Se préparant à sauter sur le navire, il senti quelque chose et il tourna soudainement la tête en direction de sa droite. Il sentit deux présences familières. Il ne savait pas qui c'était, mais son instinct lui disait qu'il les connaissait.

Depuis son combat face à Killop, Abdul pouvait, à certains moments d'extrême concentration et de calme, ressentir le monde qui l'entourait et les êtres vivants dans un certain périmètre.

Et c'est grâce à cela qu'il sentit deux présences se déplacer à grande vitesse vers lui.

Ne voulant pas prendre de risque, Abdul dégaina sa grande épée, Rictus Hasta. Ce n'était pas une lame célèbre, mais elle était faite des meilleurs matériaux, parmi les meilleurs.

Alors, la mettant sur son épaule, Abdul resserra sa prise de la main qui la tenait et attendit patiemment l'arrivée de ces deux êtres.

« J'espère qu'ils sont forts. »

Quelques minutes s'étaient écoulées, et Abdul put enfin voir leur silhouette ?

« Non, attends… pourquoi n'y en a-t-il qu'un ? » Abdul était sûr que ses sens n'étaient pas brouillés, il y avait bel et bien deux présences, mais de ses yeux, il ne put en voir qu'une seule.

« Est-il caché dans son corps— »

Au milieu de ses conjectures, le corps d'Abdul se raidit soudainement. Les yeux écarquillés et l'expression de pure surprise, il venait de se rendre compte à qui appartenaient ces silhouettes.

C'était son capitaine, Alexander, et le cuistot, Delilah.

Mais alors, une question se forma dans l'esprit d'Abdul :

« Pourquoi Delilah est-elle inconsciente ? »

Ce n'était pas normal, surtout en voyant qu'elle n'avait pas de réelle blessure. Alors comment diable était-elle inconsciente ?

« Un fruit du démon ? » Il en existait tellement, et de tous types, qu'Abdul ne serait pas surpris qu'il en existe un capable de rendre les gens inconscients.
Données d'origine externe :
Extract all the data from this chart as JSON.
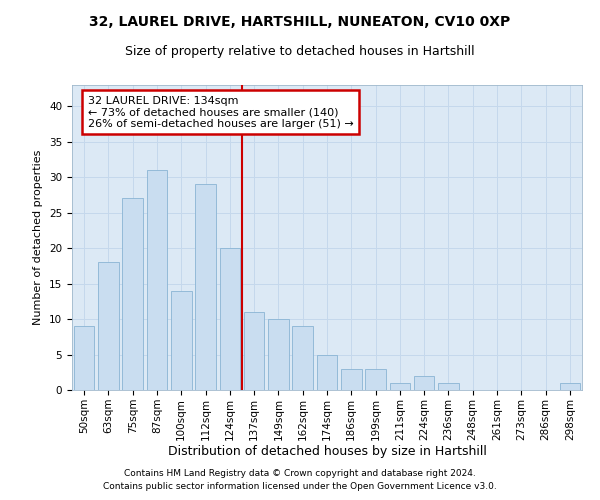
{
  "title1": "32, LAUREL DRIVE, HARTSHILL, NUNEATON, CV10 0XP",
  "title2": "Size of property relative to detached houses in Hartshill",
  "xlabel": "Distribution of detached houses by size in Hartshill",
  "ylabel": "Number of detached properties",
  "categories": [
    "50sqm",
    "63sqm",
    "75sqm",
    "87sqm",
    "100sqm",
    "112sqm",
    "124sqm",
    "137sqm",
    "149sqm",
    "162sqm",
    "174sqm",
    "186sqm",
    "199sqm",
    "211sqm",
    "224sqm",
    "236sqm",
    "248sqm",
    "261sqm",
    "273sqm",
    "286sqm",
    "298sqm"
  ],
  "values": [
    9,
    18,
    27,
    31,
    14,
    29,
    20,
    11,
    10,
    9,
    5,
    3,
    3,
    1,
    2,
    1,
    0,
    0,
    0,
    0,
    1
  ],
  "bar_color": "#c9ddf0",
  "bar_edge_color": "#8ab4d4",
  "annotation_text": "32 LAUREL DRIVE: 134sqm\n← 73% of detached houses are smaller (140)\n26% of semi-detached houses are larger (51) →",
  "annotation_box_color": "#ffffff",
  "annotation_box_edge_color": "#cc0000",
  "property_line_color": "#cc0000",
  "ylim": [
    0,
    43
  ],
  "yticks": [
    0,
    5,
    10,
    15,
    20,
    25,
    30,
    35,
    40
  ],
  "grid_color": "#c5d8ec",
  "background_color": "#dce9f5",
  "footer1": "Contains HM Land Registry data © Crown copyright and database right 2024.",
  "footer2": "Contains public sector information licensed under the Open Government Licence v3.0.",
  "title1_fontsize": 10,
  "title2_fontsize": 9,
  "xlabel_fontsize": 9,
  "ylabel_fontsize": 8,
  "tick_fontsize": 7.5,
  "annotation_fontsize": 8,
  "footer_fontsize": 6.5
}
Passant à côté d'Abdul, Alexander hocha légèrement la tête en souriant et sans dire un mots avant de sauter sur le navire, tout en portant Delilah sur son épaule.

Ne perdant pas de temps, Abdul le suivit directement.

Il retrouva Alexander dans le coin de l'infirmerie avec Crocus, inspectant l'état de Delilah.

« Que s'est-il passé ? » demanda Abdul en fronçant les sourcils, en voyant maintenant Delilah de plus près. Il ne remarqua toujours pas de blessure physique, mis à part son teint pâle.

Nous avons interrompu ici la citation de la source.